Ilustración: Shutterstock.
Edición 463-Diciembre 2020.

En el año 2007 mis hijos mayores eran todavía niños, y todavía usábamos la televisión. Así, el mayor de ellos descubrió a Hannah Montana, una serie de televisión infantil original de Disney Channel. Hannah era interpretada por Miley. Miley tenía doce años.

Hannah Montana era una serie para niños que relataba la vida de una chica con una doble vida: era una estrella del pop y era una niña como cualquiera. Su música sonaba en mi casa y en el auto. Hasta vimos una de sus películas en el cine. Recuerdo que la guagua me cayó muy bien, especialmente porque yo también tengo una doble vida: a veces soy un tipo cualquiera y otras, encubierto por el secreto, soy un tipo común y corriente.

Así pasaron los años con mis hijos creciendo, con la música sonando, la melenas largas, las voces potentes, las historias simples con amor, enojo, reconciliación y final feliz. Aparecieron otros ídolos juveniles: Hermione, Harry y Ron.

Verán, yo soy un tipo lleno de defectos, pero no tengo el defecto de mirar cochambrosamente a las mujeres que he visto crecer. Entonces, aunque Emma Watson se convirtió en una de las mujeres más hermosas del planeta, para mí —que la vi crecer película a película— es como ver a una sobrina.

Y me pasó que un día esta niña, que también vi desarrollarse y, según yo, se llamaba Hannah Montana, apareció convertida en Miley Cyrus. Ella, que hasta 2012 había seguido siendo una especie de amiga de mis hijos, en 2013 apareció parcialmente chirisiqui en la portada de Rolling Stone y totalmente chirisiqui en un video, subida en una bola de demolición. La noticia fue mundial y como al Dr. Chapatín, a mí me dio cosa.

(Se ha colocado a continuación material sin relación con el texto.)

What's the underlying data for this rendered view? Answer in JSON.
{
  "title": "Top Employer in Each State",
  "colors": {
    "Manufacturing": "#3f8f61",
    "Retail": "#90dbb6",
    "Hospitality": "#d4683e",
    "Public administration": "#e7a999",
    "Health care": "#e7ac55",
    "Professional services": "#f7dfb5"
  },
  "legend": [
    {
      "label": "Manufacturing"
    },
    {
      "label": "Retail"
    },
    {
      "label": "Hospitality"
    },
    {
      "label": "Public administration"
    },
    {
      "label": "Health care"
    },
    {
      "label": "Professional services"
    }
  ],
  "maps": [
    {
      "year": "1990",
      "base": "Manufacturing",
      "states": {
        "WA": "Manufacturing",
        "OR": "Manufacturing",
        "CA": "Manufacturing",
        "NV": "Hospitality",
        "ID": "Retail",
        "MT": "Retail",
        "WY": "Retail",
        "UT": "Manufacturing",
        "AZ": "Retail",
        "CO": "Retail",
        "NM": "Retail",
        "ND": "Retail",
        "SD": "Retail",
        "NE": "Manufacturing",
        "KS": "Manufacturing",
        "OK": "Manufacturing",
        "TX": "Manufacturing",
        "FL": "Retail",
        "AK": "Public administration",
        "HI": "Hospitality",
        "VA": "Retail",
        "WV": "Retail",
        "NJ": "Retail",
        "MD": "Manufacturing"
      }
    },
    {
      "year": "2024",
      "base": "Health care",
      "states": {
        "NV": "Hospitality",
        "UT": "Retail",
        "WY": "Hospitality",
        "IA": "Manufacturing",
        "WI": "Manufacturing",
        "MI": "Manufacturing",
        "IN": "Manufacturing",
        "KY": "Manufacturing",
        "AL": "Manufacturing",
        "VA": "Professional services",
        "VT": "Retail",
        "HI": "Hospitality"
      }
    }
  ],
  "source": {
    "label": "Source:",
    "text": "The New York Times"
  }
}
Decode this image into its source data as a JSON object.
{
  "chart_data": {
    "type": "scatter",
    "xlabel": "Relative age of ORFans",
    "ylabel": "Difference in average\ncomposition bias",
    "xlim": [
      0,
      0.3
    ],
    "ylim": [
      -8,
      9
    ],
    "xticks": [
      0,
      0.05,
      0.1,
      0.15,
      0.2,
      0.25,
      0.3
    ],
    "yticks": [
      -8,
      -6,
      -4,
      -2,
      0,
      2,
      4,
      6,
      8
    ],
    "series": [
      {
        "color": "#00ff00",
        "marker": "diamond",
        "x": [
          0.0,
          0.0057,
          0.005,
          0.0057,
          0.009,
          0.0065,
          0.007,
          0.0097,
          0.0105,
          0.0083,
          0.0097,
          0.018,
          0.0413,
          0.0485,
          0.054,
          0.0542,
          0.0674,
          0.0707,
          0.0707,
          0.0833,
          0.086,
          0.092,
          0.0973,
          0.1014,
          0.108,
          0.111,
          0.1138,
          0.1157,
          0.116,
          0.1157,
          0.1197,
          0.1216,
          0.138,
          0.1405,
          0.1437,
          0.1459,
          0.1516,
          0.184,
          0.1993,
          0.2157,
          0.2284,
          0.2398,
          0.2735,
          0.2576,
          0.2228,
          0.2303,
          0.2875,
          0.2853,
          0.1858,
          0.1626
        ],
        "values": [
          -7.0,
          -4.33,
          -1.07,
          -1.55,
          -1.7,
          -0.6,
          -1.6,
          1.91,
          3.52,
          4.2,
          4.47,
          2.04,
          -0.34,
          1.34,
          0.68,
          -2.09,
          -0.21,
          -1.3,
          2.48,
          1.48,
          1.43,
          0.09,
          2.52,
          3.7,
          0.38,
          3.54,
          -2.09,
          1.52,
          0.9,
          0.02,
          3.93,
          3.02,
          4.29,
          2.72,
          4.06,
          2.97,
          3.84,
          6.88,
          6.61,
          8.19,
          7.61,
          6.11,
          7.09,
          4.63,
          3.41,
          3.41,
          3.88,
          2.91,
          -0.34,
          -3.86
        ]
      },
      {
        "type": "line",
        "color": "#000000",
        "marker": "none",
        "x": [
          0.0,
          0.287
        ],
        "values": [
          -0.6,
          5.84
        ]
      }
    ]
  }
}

Me resentí como el típico tío metiche y corté mi interés en su carrera. Me olvidé de su voz espectacular, de su registro vocal, de su talento en general. La encerré en el convento de mi memoria y esa niña que vi crecer desapareció de mi horizonte. Mis hijos —sin saberlo— ayudaron a sepultarla porque les dio por llevarme al cine a ver solamente películas de terror durante varios años. Yo chillaba, ellos se reían.

Lo cierto es que hace como un año, por pura chiripa en los videos aleatorios que vienen en cadena en YouTube, encontré un dúo de Miley Cyrus con el inmarcesible Billy Idol de 2016. Quedé fascinado con la versión de “Rebel Yell”. Miley hace lo que le da la gana con su voz. Me cuesta mucho aceptar nuevas versiones de mis canciones adoradas, sin embargo, no pude estar más contento con la interpretación. Repetí el video docenas de veces. Su versión de “Heart of Glass” (Blondie) es una joya palpitante.

Busqué todo lo que me había perdido de esa voz, esa actitud, esa libertad. Varias horas he dedicado a escucharla y redescubrirla, tratando de compensar el tiempo perdido. Hice conciencia de que esa actitud de desparpajo y seguridad me habían parecido magníficas en otras mujeres, pero a ella no se lo perdoné.

¿Por qué hice lo que hice con Miley? Pues su pecado fue que la vi crecer. Y por alguna razón somos más dados a dejar vivir en paz a quienes están lejos. La familia es el primer círculo intelectual y moral que nos toca enfrentar y usualmente el más difícil cuando te sales del molde. Es paradójico, pero ver crecer a alguien nos da la falsa idea de que sabemos para dónde debe ir.

Y bueno, todo esto para decirles que escuchen a Miley Cyrus.